For simplicity, we will follow the general convention to include the lower bound and exclude the upper bound (Here for the bin 25-30, 25 is the lower bound of the bin, which is included and 30 is the upper bound of the bin, which is not included).

Now that we have the frequencies, we can make a horizontal line starting from 10 and create bins up to a height that will determine its frequency. The bin 10-15 has a frequency of 6, so the height of that bin will be 6 (as shown in the vertical axis). This means that there are 6 dogs that have weights that lie between 10 and 15 kg. A height of 10 in the 20 to 25 bin means that there are 10 dogs with weights between 20 to 25 kg.

Let’s look at the histogram and dot plot together again.

Notice that the histogram and the dot plot have a similar shape.
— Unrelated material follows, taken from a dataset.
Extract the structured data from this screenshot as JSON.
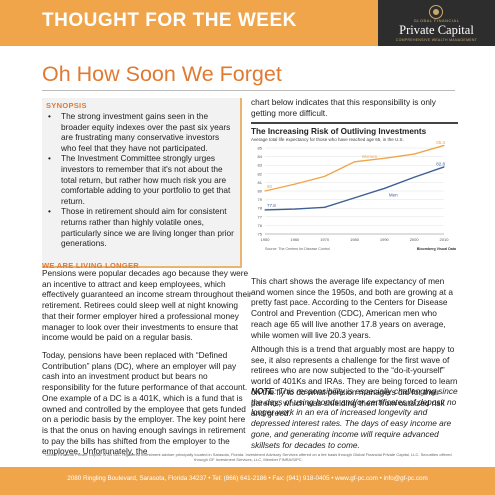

The dot plot has the advantage of showing all of the data values, but the histogram is easier to draw and to interpret when there are a lot of values or when the values are all different. In a histogram, the individual data values are no longer available, and consequently the interpretation of the data cannot be as specific since we have grouped the values into bins.

Why use histogram over dot plot?

In the last example, we looked at a case of weight of dogs and created a histogram and dot plot for the same data as shown.

They both looked similar with a few key differences. But if we already have a dot plot, why make a histogram if the results are the same? In this case, we did not have a lot of data, meaning the dot plot looked ‘nice’ and not over crowded or confusing.

What if we had A LOT MORE data? Let’s look at another distribution, which is not so “nice”.

Below we have a dot plot showing the weights of 40 different dogs. This time we have more data as well as data values that are close to each other.

Using the same data, the given histogram is made.

In this case, which graph would you choose to explain the distribution?

It is difficult to make sense of the distribution from the dot plot because the dots are so close together and all in one line. Most are overlapping and it is difficult to see individual data values. But looking at the histogram, it is much cleaner. It does a much better job of showing the distribution of weights, even though we can’t see the individual data values. So, histogram is a more suitable representation when there are too many data points.

We can see that the histogram is a meaningful interpretation of the dot plot. On the dot plot, we can see a denser cluster from 15 to 25, which you can also see on the histogram. Similarly, there are fewer dots in the range 25-30, which you can see as the short bar in the histogram. The bins made by histogram makes it easier for us to see which group has higher frequency and which has a lower frequency.

To conclude, when there are many different weights and most occur only one time (meaning they have a chance of overlapping), a frequency table or even a dot plot would not be very informative. It would be too cluttered. On the other hand, a histogram groups these cluttered data and often reveals interesting patterns on the distribution.